I was not defending the practice; I was pointing out that the
proposed soc ctte thing is different from what we do with packages.
There are vast amounts of leeway a package maintainer exercises over
their package, but they do not have the power to block a fork.
So, if your hypothetical more effective maintainer can't
convince the incumbent about how to do things better, can't file bugs
about th deficiencies and provide patches (and perhaps NMU's for the
more egregious flaws), they can offer alternatives, either on p.d.o,
or as a forked package, or, finally, as a last resort, go to the tech
ctte; but only with legitimate non-subjective technical grievances.

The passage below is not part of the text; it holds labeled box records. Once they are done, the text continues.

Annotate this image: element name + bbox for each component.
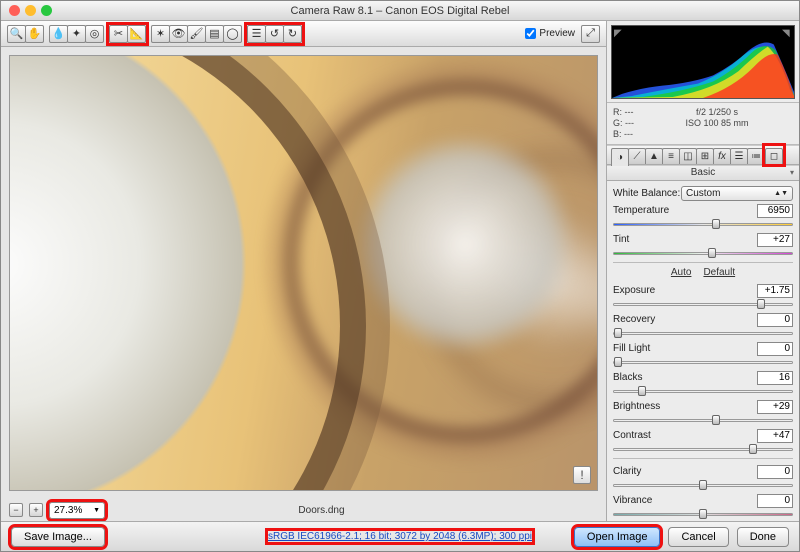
tint-label: Tint [613,234,673,245]
contrast-input[interactable] [757,429,793,443]
contrast-slider[interactable] [613,444,793,454]
contrast-label: Contrast [613,430,673,441]
recovery-input[interactable] [757,313,793,327]
blacks-input[interactable] [757,371,793,385]
blacks-label: Blacks [613,372,673,383]
workflow-options-link[interactable]: sRGB IEC61966-2.1; 16 bit; 3072 by 2048 … [268,531,532,542]
vibrance-label: Vibrance [613,495,673,506]
red-eye-tool[interactable]: 👁 [169,25,188,43]
spot-removal-tool[interactable]: ✶ [151,25,170,43]
brightness-slider[interactable] [613,415,793,425]
panel-header[interactable]: Basic ▾ [607,165,799,181]
auto-button[interactable]: Auto [671,267,692,278]
image-preview[interactable]: ! [9,55,598,491]
highlight-warning-icon[interactable]: ! [573,466,591,484]
zoom-value: 27.3% [54,505,82,516]
recovery-slider[interactable] [613,328,793,338]
tab-calibration[interactable]: ☰ [730,148,748,164]
tab-lens[interactable]: ⊞ [696,148,714,164]
info-readout: R: --- G: --- B: --- f/2 1/250 s ISO 100… [607,103,799,145]
targeted-adjust-tool[interactable]: ◎ [85,25,104,43]
tab-effects[interactable]: fx [713,148,731,164]
preview-label: Preview [539,28,575,39]
filllight-label: Fill Light [613,343,673,354]
tab-tone-curve[interactable]: ⟋ [628,148,646,164]
temperature-input[interactable] [757,204,793,218]
temperature-slider[interactable] [613,219,793,229]
basic-panel: White Balance: Custom▲▼ Temperature Tint [607,181,799,521]
clarity-label: Clarity [613,466,673,477]
recovery-label: Recovery [613,314,673,325]
preview-checkbox[interactable]: Preview [525,28,575,39]
straighten-tool[interactable]: 📐 [127,25,146,43]
tint-slider[interactable] [613,248,793,258]
zoom-level-select[interactable]: 27.3% ▼ [49,502,105,519]
blacks-slider[interactable] [613,386,793,396]
exposure-slider[interactable] [613,299,793,309]
clarity-slider[interactable] [613,480,793,490]
preview-checkbox-input[interactable] [525,28,536,39]
filllight-slider[interactable] [613,357,793,367]
white-balance-select[interactable]: Custom▲▼ [681,186,793,201]
exposure-label: Exposure [613,285,673,296]
histogram[interactable]: ◤ ◥ [611,25,795,99]
crop-tool[interactable]: ✂ [109,25,128,43]
panel-tabs: ◑ ⟋ ▲ ≡ ◫ ⊞ fx ☰ ≔ ◻ [607,145,799,165]
rotate-cw-button[interactable]: ↻ [283,25,302,43]
panel-menu-icon[interactable]: ▾ [790,165,794,181]
adjustment-brush-tool[interactable]: 🖌 [187,25,206,43]
window-title: Camera Raw 8.1 – Canon EOS Digital Rebel [1,5,799,17]
tab-presets[interactable]: ≔ [747,148,765,164]
filename-label: Doors.dng [111,505,532,516]
radial-filter-tool[interactable]: ◯ [223,25,242,43]
zoom-out-button[interactable]: − [9,503,23,517]
vibrance-input[interactable] [757,494,793,508]
temperature-label: Temperature [613,205,673,216]
white-balance-tool[interactable]: 💧 [49,25,68,43]
fullscreen-toggle[interactable]: ⤢ [581,25,600,43]
rotate-ccw-button[interactable]: ↺ [265,25,284,43]
default-button[interactable]: Default [703,267,735,278]
zoom-tool[interactable]: 🔍 [7,25,26,43]
tab-snapshots[interactable]: ◻ [765,148,783,164]
graduated-filter-tool[interactable]: ▤ [205,25,224,43]
close-window-button[interactable] [9,5,20,16]
tab-basic[interactable]: ◑ [611,148,629,166]
chevron-down-icon: ▼ [93,507,100,514]
clarity-input[interactable] [757,465,793,479]
exposure-input[interactable] [757,284,793,298]
toolbar: 🔍 ✋ 💧 ✦ ◎ ✂ 📐 ✶ 👁 🖌 ▤ ◯ ☰ [1,21,606,47]
vibrance-slider[interactable] [613,509,793,519]
hand-tool[interactable]: ✋ [25,25,44,43]
color-sampler-tool[interactable]: ✦ [67,25,86,43]
preview-image [10,56,597,490]
preferences-button[interactable]: ☰ [247,25,266,43]
tint-input[interactable] [757,233,793,247]
brightness-label: Brightness [613,401,673,412]
filllight-input[interactable] [757,342,793,356]
tab-detail[interactable]: ▲ [645,148,663,164]
zoom-in-button[interactable]: + [29,503,43,517]
white-balance-label: White Balance: [613,188,681,199]
tab-hsl[interactable]: ≡ [662,148,680,164]
tab-split-toning[interactable]: ◫ [679,148,697,164]
minimize-window-button[interactable] [25,5,36,16]
zoom-window-button[interactable] [41,5,52,16]
brightness-input[interactable] [757,400,793,414]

While this might not provide the best maintainer-package
mapping, nor the most efficient one -- it is a model that has worked
for us.
I do pay far more attention to packages that are mine; there
is a sense of ownership, and hos the packages are maintained reflects
on me. I, personally, take greater care of my packages than I would
of anything I am merely part of a team; I would not push off sleep or
work tasks in order to maintain the latter (let the rest of the team
deal with it in my crunch time); but since it is my responsibility, I
go the extra mile.
I am rambling.
OK, so we do carve out little fiefdoms on the packaging side;
but I think it does have a benefit of added incentive. That is the
rationale.
manoj
--
He that would govern others, first should be the master of himself.